Thursday, July 5, 2012

Aliyah to Jerusalem

Eitan Bluer 

Ever since the State of Israel was founded, aliyah (Jewish immigration) to Israel has been regarded as one of the significant symbols of the state’s independence. Jerusalem, as the center of the Jewish world, constituted a source of attraction for new immigrants from around the world. During the past decade, the percentage of new immigrants who settled in Jerusalem, out of all immigrants to Israel, has very much increased. In 2011, a total of 2,200 new immigrants, accounting for 13% of all immigrants to Israel, settled in Jerusalem as their first place of residence. The number of immigrants who settled in Jerusalem in 2011 was higher than the numbers for Tel Aviv – 800 (5%) – and Haifa – 1,200 (7%). 

Jerusalem has less power of attraction for immigrants with limited resources. During the 1990s, therefore, when large numbers of immigrants arrived from former Soviet states, only 7% of all the immigrants to Israel chose to settle in Jerusalem. The changing characteristics of immigrants to Israel, and in particular the increase in percentage of immigrants from wealthy states (especially the United States and Western Europe) contributed to a significant increase since 2002 in the percentage of immigrants who choose Jerusalem as their first place of residence in Israel. In 2011, 36% of immigrants who settled in Jerusalem came from the United States, 20% from France, and only 12% from Russia. 

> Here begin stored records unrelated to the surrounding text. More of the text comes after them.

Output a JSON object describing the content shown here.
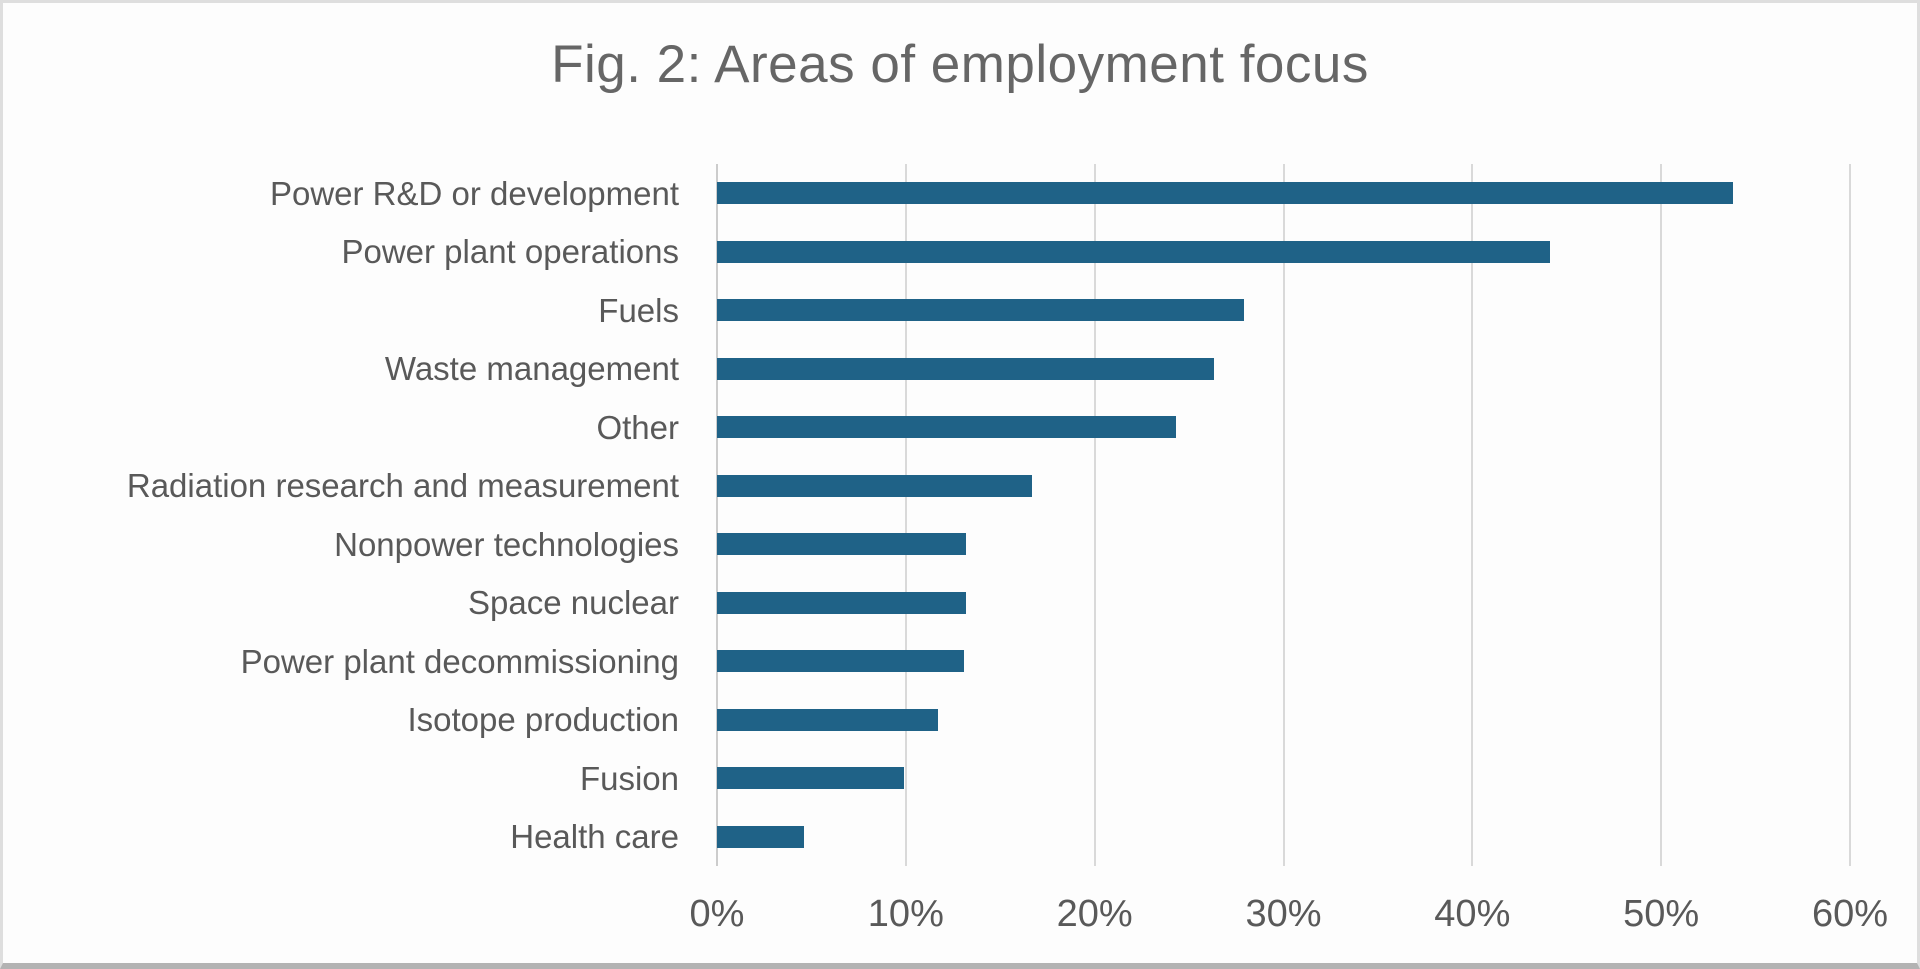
{
  "chart_data": {
    "type": "bar",
    "orientation": "horizontal",
    "title": "Fig. 2: Areas of employment focus",
    "categories": [
      "Power R&D or development",
      "Power plant operations",
      "Fuels",
      "Waste management",
      "Other",
      "Radiation research and measurement",
      "Nonpower technologies",
      "Space nuclear",
      "Power plant decommissioning",
      "Isotope production",
      "Fusion",
      "Health care"
    ],
    "values": [
      53.8,
      44.1,
      27.9,
      26.3,
      24.3,
      16.7,
      13.2,
      13.2,
      13.1,
      11.7,
      9.9,
      4.6
    ],
    "value_unit": "%",
    "xlabel": "",
    "ylabel": "",
    "xlim": [
      0,
      60
    ],
    "x_ticks": [
      {
        "value": 0,
        "label": "0%"
      },
      {
        "value": 10,
        "label": "10%"
      },
      {
        "value": 20,
        "label": "20%"
      },
      {
        "value": 30,
        "label": "30%"
      },
      {
        "value": 40,
        "label": "40%"
      },
      {
        "value": 50,
        "label": "50%"
      },
      {
        "value": 60,
        "label": "60%"
      }
    ],
    "grid": "vertical",
    "legend": "none",
    "bar_color": "#1f6287"
  },
  "style": {
    "title_color": "#666666",
    "category_label_color": "#595959",
    "tick_label_color": "#595959",
    "gridline_color": "#d9d9d9",
    "axis_line_color": "#cccccc",
    "background_color": "#fdfdfd"
  }
}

The socio-economic characteristics of immigrants who arrived during the 1990s and of those who arrived during the 2000s have influenced their choice of neighborhood. The preferred neighborhoods among immigrants who settled in Jerusalem during the 1990s were Pisgat Ze’ev, where immigrants who arrived during the 1990s accounted for 17% of the population, Neve Ya’akov (15%), and the French Hill (14%). In contrast, the preferred neighborhoods among immigrants who arrived during the first decade of the 2000s, most of whom came from the United States and France, were Talbiyeh, where new immigrants accounted for 14% of the population, the city center (14%), and Rehavia (13%).